Daily Bread takes its lead from systems of clientelism and corruption within societies. It makes reference to bread and salt as indispensable parts of life, but also refers to the double-meaning of dough in terms of money and the value of salt in history.
Daily Bread is an exhibition of work by Letta Shtohryn and Margerita Pulè at historic windmill in Birkirkara, run by the Gabriel Caruana Foundation, The Mill. Both artists will use an interdisciplinary approach, working in digital media, installation, sculpture and performance.
Letta Shtohryn’s work is a spatial algorithmic-suggestions-trail starting with bread, and leading to salt, ritual and politics. It’s a plateau of semi-connected meanings and associations, sprouting to various directions. Her new work looks at metaphorical connotations with daily bread as well as at the ‘thing itself’; bread as a catalyst of revolutions and bread as a tool for political rituals. The trail starts with the daily bread of internet giants, routinely data mining markers of our mental state, political preferences and position in society to distribute ads to us, simplifying our complex lives by categorisation. Can the algorithm be the ones to know whether a politician is corrupt by offering frequent flyer discounts to Panama?
Margerita Pulè’s work refers to the secrecy which encircles corruption, the implicit class systems that exist within society and how bribery, behaviours and prejudices can influence everyday transactions. Her installation asks audiences to participate, to place a (secret) value on the price of their bread, and possibly allow themselves to be valued in the process. Each transaction – the audience member’s proposal and the artist’s subsequent assessment – reflects how perceptions are formed, how societies rate an individuals’ status, and how more secretive, clandestine deals are formed. The work plays on bread’s centrality in human civilisation; a lack of it can lead to revolution, but a surplus can serve to pacify populations.
Venue: The Mill – Art, Culture and Crafts Centre, Birkirkara
Dates: Thursday 1 August to Wednesday 14 August, 2019
Opening hours: Monday to Sunday 17:00 to 20:00 except Thursday 1st August (19:00 – 22:00), 9th August (19:00 – 22:00) and 14th August (19:00 – 22:00)

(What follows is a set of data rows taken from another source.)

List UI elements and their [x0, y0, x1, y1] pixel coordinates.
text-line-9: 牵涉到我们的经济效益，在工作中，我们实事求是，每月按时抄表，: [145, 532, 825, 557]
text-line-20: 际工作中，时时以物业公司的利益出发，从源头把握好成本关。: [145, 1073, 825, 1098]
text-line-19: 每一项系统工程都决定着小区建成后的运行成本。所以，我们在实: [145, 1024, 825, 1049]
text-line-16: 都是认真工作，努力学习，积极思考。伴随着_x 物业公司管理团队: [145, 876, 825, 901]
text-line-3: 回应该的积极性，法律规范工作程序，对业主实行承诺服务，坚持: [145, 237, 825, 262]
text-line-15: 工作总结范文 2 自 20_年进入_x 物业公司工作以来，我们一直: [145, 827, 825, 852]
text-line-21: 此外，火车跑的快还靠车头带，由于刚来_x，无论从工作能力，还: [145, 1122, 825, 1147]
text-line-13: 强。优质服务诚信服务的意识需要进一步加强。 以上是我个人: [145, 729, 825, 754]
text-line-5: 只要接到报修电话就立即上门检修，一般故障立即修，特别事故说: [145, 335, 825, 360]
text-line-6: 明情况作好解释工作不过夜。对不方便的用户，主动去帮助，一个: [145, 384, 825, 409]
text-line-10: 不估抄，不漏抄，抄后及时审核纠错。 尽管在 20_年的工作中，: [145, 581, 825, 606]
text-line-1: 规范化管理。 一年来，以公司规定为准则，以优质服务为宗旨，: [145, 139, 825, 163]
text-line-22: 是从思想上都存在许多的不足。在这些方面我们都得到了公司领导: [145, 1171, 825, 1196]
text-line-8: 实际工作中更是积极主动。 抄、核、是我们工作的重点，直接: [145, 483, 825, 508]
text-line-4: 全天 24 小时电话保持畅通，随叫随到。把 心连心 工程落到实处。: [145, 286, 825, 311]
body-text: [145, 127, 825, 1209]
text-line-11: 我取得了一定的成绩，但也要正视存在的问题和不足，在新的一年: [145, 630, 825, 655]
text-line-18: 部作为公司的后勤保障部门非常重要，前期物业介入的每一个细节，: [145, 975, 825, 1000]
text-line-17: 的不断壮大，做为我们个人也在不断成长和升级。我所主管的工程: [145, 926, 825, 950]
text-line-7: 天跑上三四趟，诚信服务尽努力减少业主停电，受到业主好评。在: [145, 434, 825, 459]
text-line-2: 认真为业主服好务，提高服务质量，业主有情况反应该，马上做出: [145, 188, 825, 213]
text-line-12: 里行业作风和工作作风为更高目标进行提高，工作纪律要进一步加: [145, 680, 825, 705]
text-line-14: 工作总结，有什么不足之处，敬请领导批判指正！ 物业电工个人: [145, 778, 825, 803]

Facebook event page: https://www.facebook.com/events/321444228787914/
Artist bios:
Margerita Pulè
Margerita Pulè’s artistic practice attempts to exist outside the conventional structure and aesthetic of the exhibition space and seeks to interact and gain meaning through other modes of existence such as interventions and temporal events. Her artistic practice is on www.projectdisintegration.org.
Recent exhibitions include Land Politics, Valletta Contemporary & The Cement Bakery at Mahalla Festival.
Letta Shtohryn
Concerned with our relationship with the digital realm, Letta Shtohryn explores our intertwined coexistence with it. As a method, she employs speculative strategies, poetics and metaphysical investigations responding to aspects of the digital culture using technology that she finds familiarity with – from video games to machine learning.
Operating in the area of the “post-digital”, Letta Shtohryn utilises critical media reflections linking the digital with the tangible, the historic with the current projecting subtle feminist undertones. Letta’s work can be found on the intersection between the digital and the human coexisting in a world increasingly governed by algorithms.
Recent exhibitions / residencies include : Object, Objetc, Objecc, Spazju Kreattiv, MT; Algorithmic Oracle at Vanity Projects (by Daata Editions), Miami USA; Little Hell Gate group show by Daata Editions at Frieze Art Fair, New York, USA; Dream Catcher group show by Daata x Phillips at The Box @ Phillips, New York, USA ; An area of some importance at Digitalartistresidency.org; Textile Memory (AIR Wro residency) at Tętno, Wroclaw, PL; The Tension of Things Unsaid at Listastofan, Reykjavik, IC; Christmas at my parents’ house at Roundabout LX, Lisbon, PT; Now no longer – Now not yet at Spazju Kreattiv, MT.